ABU DHABI, Nov 25(The National): Almost a decade after the first of many universities affiliated to their Indian counterparts set up branches in the Emirates, their business is booming as students seek lower prices and easier access.
The gains have been due in part to the relatively low price tag for the degrees offered by those institutions compared with their British and American counterparts. A four-year engineering diploma at one of the UAE outposts can typically cost Dh140,000 compared with four times that amount in the US. A similar degree in India may cost as much as Dh94,000.
A number of Indian pupils also choose the satellite campuses to avoid the hotly competitive exams that determine admissions back home. About 40 per cent of the students at the Dubai campus of the Birla Institute of Technology and Science Pilani are now from India, double the ratio when the campus opened in 2006.

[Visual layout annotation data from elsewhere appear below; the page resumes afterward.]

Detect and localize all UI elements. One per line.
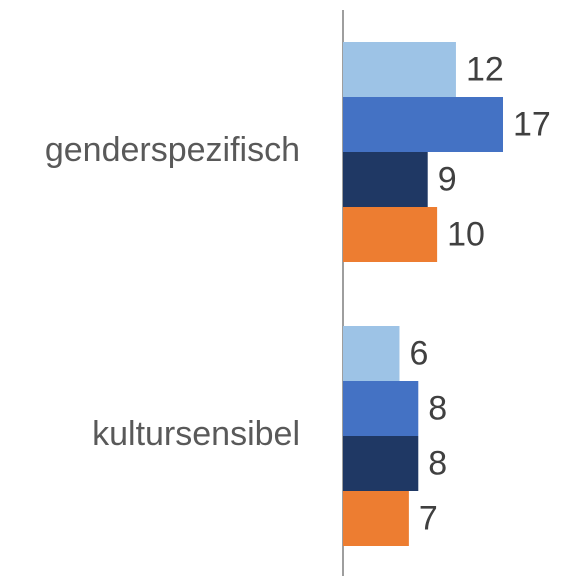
data-label: 17: [513, 105, 551, 143]
data-label: 7: [419, 499, 438, 537]
bar: [343, 97, 503, 152]
data-label: 10: [447, 215, 485, 253]
bar: [343, 326, 400, 381]
category-label: genderspezifisch: [45, 131, 300, 169]
bar: [343, 436, 419, 491]
data-label: 9: [438, 160, 457, 198]
data-label: 12: [466, 50, 504, 88]
bar: [343, 491, 409, 546]
data-label: 8: [428, 389, 447, 427]
bar: [343, 42, 456, 97]
bar: [343, 152, 428, 207]
data-label: 6: [409, 334, 428, 372]
bar: [343, 207, 438, 262]
category-label: kultursensibel: [92, 415, 300, 453]
data-label: 8: [428, 444, 447, 482]
bar: [343, 381, 419, 436]
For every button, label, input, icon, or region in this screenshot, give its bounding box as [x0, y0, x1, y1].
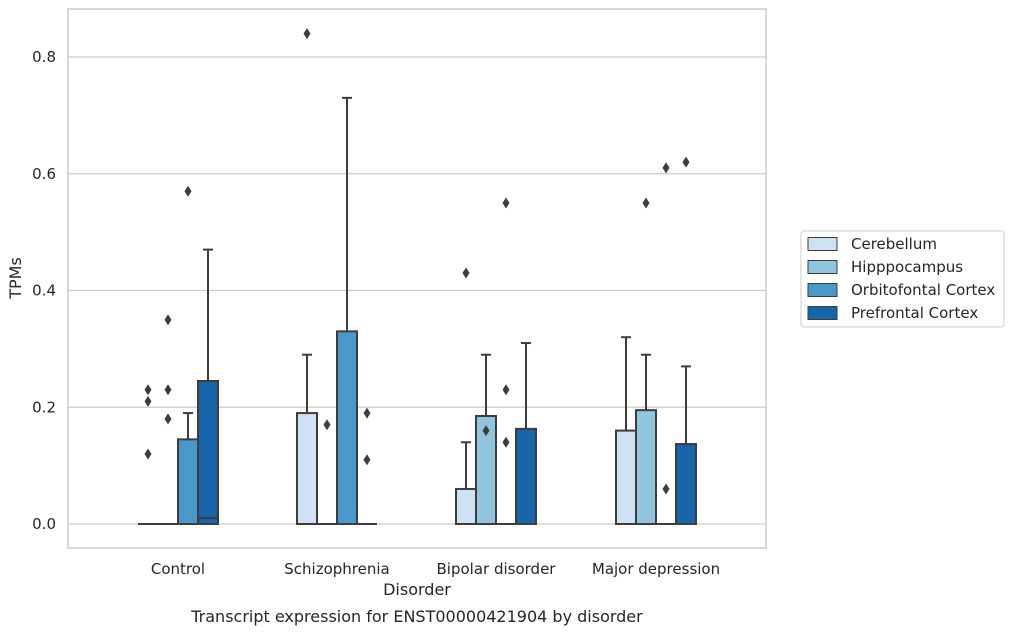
outlier-point [502, 384, 510, 396]
box-group [455, 267, 477, 526]
box [635, 409, 657, 526]
box [336, 330, 358, 525]
box-group [475, 353, 497, 526]
plot-area-frame [67, 8, 767, 549]
box-group [357, 407, 377, 525]
outlier-point [462, 267, 470, 279]
y-ticks: 0.0 0.2 0.4 0.6 0.8 [32, 48, 56, 533]
box-group [138, 384, 158, 525]
outlier-point [363, 407, 371, 419]
x-axis-label: Disorder [383, 580, 451, 599]
x-tick-label: Bipolar disorder [437, 560, 557, 578]
legend-swatch [807, 306, 838, 320]
plot-area-background [68, 9, 766, 548]
outlier-point [164, 384, 172, 396]
box-group [615, 336, 637, 526]
outlier-point [642, 197, 650, 209]
outlier-point [502, 197, 510, 209]
box-group [336, 96, 358, 525]
outlier-point [184, 185, 192, 197]
box-group [296, 28, 318, 525]
legend-swatch [807, 260, 838, 274]
box [197, 379, 219, 526]
legend-frame [800, 230, 1005, 328]
outlier-point [164, 413, 172, 425]
box-group [675, 156, 697, 525]
box [177, 438, 199, 526]
y-tick-label: 0.6 [32, 165, 56, 183]
y-tick-label: 0.2 [32, 398, 56, 416]
outlier-point [502, 436, 510, 448]
box [675, 443, 697, 525]
outlier-point [144, 384, 152, 396]
legend-label: Cerebellum [851, 235, 937, 253]
outlier-point [144, 395, 152, 407]
x-tick-label: Schizophrenia [284, 560, 389, 578]
box-group [515, 342, 537, 526]
boxes-layer [138, 28, 697, 526]
outlier-point [303, 28, 311, 40]
y-tick-label: 0.8 [32, 48, 56, 66]
legend-label: Prefrontal Cortex [851, 304, 978, 322]
box-group [656, 162, 676, 525]
box-group [635, 197, 657, 526]
outlier-point [662, 483, 670, 495]
y-tick-label: 0.4 [32, 282, 56, 300]
box [615, 429, 637, 526]
y-axis-label: TPMs [6, 257, 25, 300]
outlier-point [682, 156, 690, 168]
box [455, 487, 477, 526]
outlier-point [323, 419, 331, 431]
legend: Cerebellum Hipppocampus Orbitofontal Corte… [800, 230, 1005, 328]
outlier-point [164, 314, 172, 326]
legend-label: Hipppocampus [851, 258, 963, 276]
figure-caption: Transcript expression for ENST0000042190… [190, 607, 643, 626]
box [296, 412, 318, 525]
box-group [317, 419, 337, 525]
x-ticks: Control Schizophrenia Bipolar disorder Majo… [151, 560, 720, 578]
y-tick-label: 0.0 [32, 515, 56, 533]
box-group [158, 314, 178, 525]
legend-label: Orbitofontal Cortex [851, 281, 995, 299]
outlier-point [482, 425, 490, 437]
box [515, 427, 537, 526]
x-tick-label: Major depression [592, 560, 720, 578]
outlier-point [662, 162, 670, 174]
x-tick-label: Control [151, 560, 205, 578]
box-group [496, 197, 516, 525]
box-group [197, 248, 219, 526]
legend-swatch [807, 283, 838, 297]
legend-swatch [807, 237, 838, 251]
outlier-point [144, 448, 152, 460]
outlier-point [363, 454, 371, 466]
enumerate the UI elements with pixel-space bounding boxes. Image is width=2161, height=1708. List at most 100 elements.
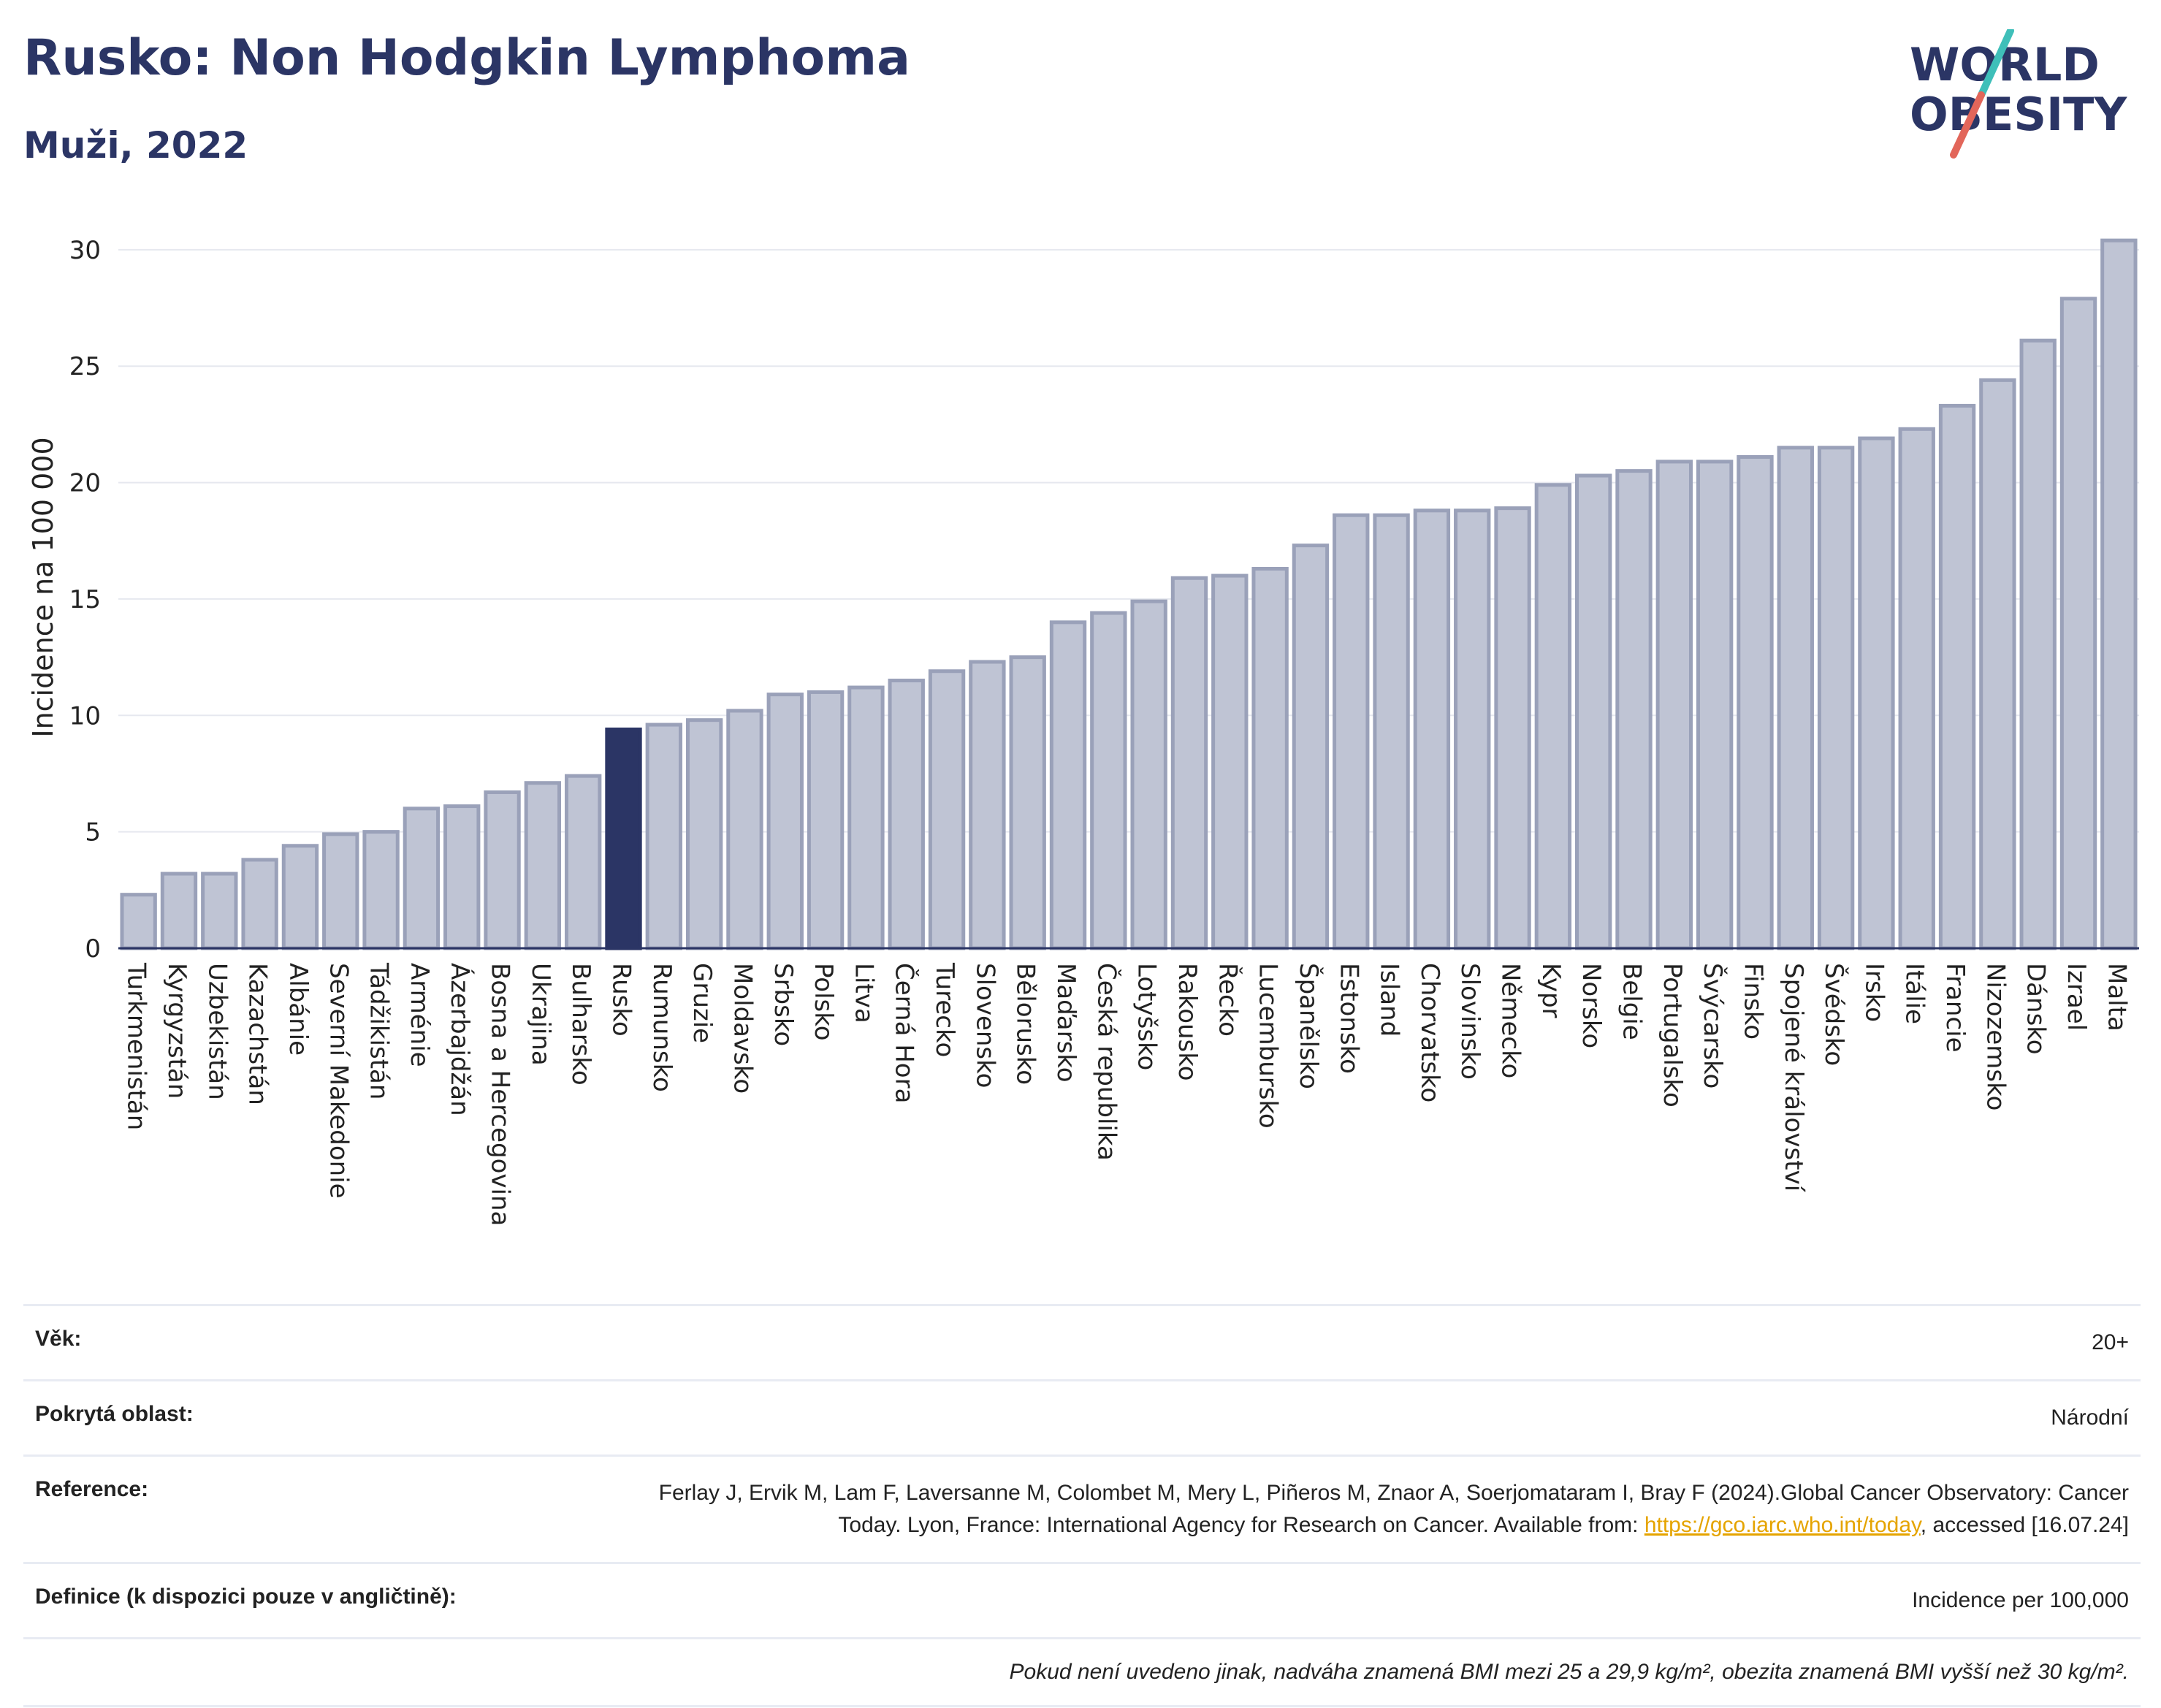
bar-Maďarsko[interactable] xyxy=(1049,620,1087,950)
bar-Nizozemsko[interactable] xyxy=(1979,378,2016,950)
x-tick-label: Německo xyxy=(1496,963,1525,1078)
bar-Turecko[interactable] xyxy=(928,669,966,950)
bar-Rakousko[interactable] xyxy=(1170,576,1208,950)
x-tick-label: Švýcarsko xyxy=(1698,963,1728,1089)
info-row-age: Věk: 20+ xyxy=(23,1304,2141,1379)
bar-Kazachstán[interactable] xyxy=(241,858,278,950)
bar-Belgie[interactable] xyxy=(1615,469,1653,950)
definition-label: Definice (k dispozici pouze v angličtině… xyxy=(35,1585,457,1609)
bar-Estonsko[interactable] xyxy=(1333,513,1370,950)
reference-link[interactable]: https://gco.iarc.who.int/today xyxy=(1644,1513,1921,1537)
info-row-reference: Reference: Ferlay J, Ervik M, Lam F, Lav… xyxy=(23,1455,2141,1562)
bar-Uzbekistán[interactable] xyxy=(201,872,238,950)
bar-Island[interactable] xyxy=(1373,513,1410,950)
x-tick-label: Černá Hora xyxy=(890,963,920,1103)
x-tick-label: Ukrajina xyxy=(526,963,555,1066)
bar-Arménie[interactable] xyxy=(403,807,441,950)
bar-Francie[interactable] xyxy=(1938,403,1976,950)
x-tick-label: Bosna a Hercegovina xyxy=(486,963,515,1226)
x-tick-label: Irsko xyxy=(1859,963,1889,1022)
page-subtitle: Muži, 2022 xyxy=(23,124,248,167)
bar-Dánsko[interactable] xyxy=(2019,338,2057,950)
bar-Finsko[interactable] xyxy=(1737,455,1774,950)
bar-Bělorusko[interactable] xyxy=(1009,655,1046,950)
bar-Rumunsko[interactable] xyxy=(645,723,683,950)
bar-Albánie[interactable] xyxy=(281,844,319,950)
bar-Česká republika[interactable] xyxy=(1090,611,1127,950)
x-tick-label: Finsko xyxy=(1738,963,1767,1040)
bar-Rusko[interactable] xyxy=(605,727,642,950)
bar-Ukrajina[interactable] xyxy=(524,781,562,950)
x-tick-label: Moldavsko xyxy=(728,963,757,1094)
bar-Španělsko[interactable] xyxy=(1292,544,1330,950)
x-tick-label: Estonsko xyxy=(1334,963,1363,1074)
bar-Slovinsko[interactable] xyxy=(1454,508,1491,950)
x-tick-label: Ázerbajdžán xyxy=(445,963,475,1116)
bar-Spojené království[interactable] xyxy=(1777,446,1814,950)
bar-Černá Hora[interactable] xyxy=(888,678,925,950)
x-tick-label: Rakousko xyxy=(1173,963,1202,1081)
logo-slash-teal xyxy=(1978,29,2014,99)
bar-Bulharsko[interactable] xyxy=(564,774,602,950)
page-title: Rusko: Non Hodgkin Lymphoma xyxy=(23,29,910,87)
x-tick-label: Francie xyxy=(1940,963,1970,1053)
bar-Lucembursko[interactable] xyxy=(1251,567,1289,950)
x-tick-label: Lucembursko xyxy=(1254,963,1283,1129)
y-tick-label: 30 xyxy=(69,236,101,265)
bar-Ázerbajdžán[interactable] xyxy=(443,804,481,950)
y-axis-ticks: 0 5 10 15 20 25 30 xyxy=(69,236,101,964)
bar-Kypr[interactable] xyxy=(1534,483,1572,950)
x-tick-label: Tádžikistán xyxy=(365,962,394,1099)
bar-Kyrgyzstán[interactable] xyxy=(160,872,198,950)
bar-Řecko[interactable] xyxy=(1211,573,1249,950)
y-tick-label: 25 xyxy=(69,352,101,381)
bar-Irsko[interactable] xyxy=(1858,436,1895,950)
reference-suffix: , accessed [16.07.24] xyxy=(1920,1513,2129,1537)
x-tick-label: Rumunsko xyxy=(647,963,676,1092)
bar-Itálie[interactable] xyxy=(1898,427,1935,950)
x-tick-label: Litva xyxy=(849,963,878,1023)
x-tick-label: Arménie xyxy=(405,963,434,1067)
bar-Bosna a Hercegovina[interactable] xyxy=(484,790,521,950)
bar-Litva[interactable] xyxy=(847,685,885,950)
bar-Chorvatsko[interactable] xyxy=(1413,508,1451,950)
bar-Švédsko[interactable] xyxy=(1817,446,1855,950)
x-tick-label: Česká republika xyxy=(1091,963,1121,1161)
x-tick-label: Dánsko xyxy=(2021,963,2051,1055)
x-tick-label: Turkmenistán xyxy=(122,962,151,1130)
y-axis-label: Incidence na 100 000 xyxy=(27,437,59,737)
x-tick-label: Chorvatsko xyxy=(1415,963,1444,1102)
bar-chart: 0 5 10 15 20 25 30 Turkmenistán Kyrgyzstán Uzbek… xyxy=(27,236,2139,1226)
area-label: Pokrytá oblast: xyxy=(35,1402,194,1426)
bar-Slovensko[interactable] xyxy=(969,660,1006,950)
bar-Severní Makedonie[interactable] xyxy=(322,832,359,950)
reference-text: Ferlay J, Ervik M, Lam F, Laversanne M, … xyxy=(658,1481,2129,1537)
bar-Turkmenistán[interactable] xyxy=(120,893,157,950)
bar-Norsko[interactable] xyxy=(1574,473,1612,950)
bar-Izrael[interactable] xyxy=(2059,297,2097,950)
bar-Tádžikistán[interactable] xyxy=(362,830,400,950)
bar-Lotyšsko[interactable] xyxy=(1130,599,1167,950)
x-tick-label: Itálie xyxy=(1900,963,1929,1024)
bar-Gruzie[interactable] xyxy=(685,718,723,950)
bar-Malta[interactable] xyxy=(2100,238,2138,950)
x-tick-label: Spojené království xyxy=(1779,963,1808,1193)
bar-Švýcarsko[interactable] xyxy=(1696,460,1734,950)
bar-Portugalsko[interactable] xyxy=(1655,460,1693,950)
chart-bars xyxy=(120,238,2138,950)
x-tick-label: Izrael xyxy=(2062,963,2091,1031)
info-row-area: Pokrytá oblast: Národní xyxy=(23,1379,2141,1455)
x-tick-label: Kazachstán xyxy=(243,963,272,1105)
info-row-note: Pokud není uvedeno jinak, nadváha znamen… xyxy=(23,1637,2141,1707)
x-tick-label: Kypr xyxy=(1536,963,1566,1018)
bar-Německo[interactable] xyxy=(1494,506,1531,950)
bar-Srbsko[interactable] xyxy=(766,693,804,950)
x-tick-label: Nizozemsko xyxy=(1981,963,2010,1110)
x-tick-label: Slovensko xyxy=(970,963,999,1088)
y-tick-label: 0 xyxy=(85,934,101,964)
y-tick-label: 5 xyxy=(85,818,101,847)
bar-Polsko[interactable] xyxy=(807,690,845,950)
bar-Moldavsko[interactable] xyxy=(726,709,763,950)
logo-line2: OBESITY xyxy=(1910,88,2127,141)
x-tick-label: Belgie xyxy=(1617,963,1647,1040)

Indian pupils with families in the UAE, at first wary of matriculating to the branch campuses, have embraced them in droves, saving on living expenses and avoiding the trauma of relocating. Ninety per cent of students in Manipal University's management, medicine, stem-cell research and software classes at its Dubai Academic City location are from the Emirates' Indian community.
Their degrees are backed by the same prestige that comes with graduating from a well-known college in India, such as the University of Pune, which has a campus in Ras al Khaimah. Established in India in 1948, the Indian campus boasts of a student population of 170,000 for under-graduate and post-graduate courses in different faculties in India.
The RAK campus, which opened last year, offered six different postgraduate degrees and diplomas ranging from a masters in business administration to a bachelors in hospital management. Plans are under way to introduce more undergraduate programmes and expand the number of post-graduation degrees.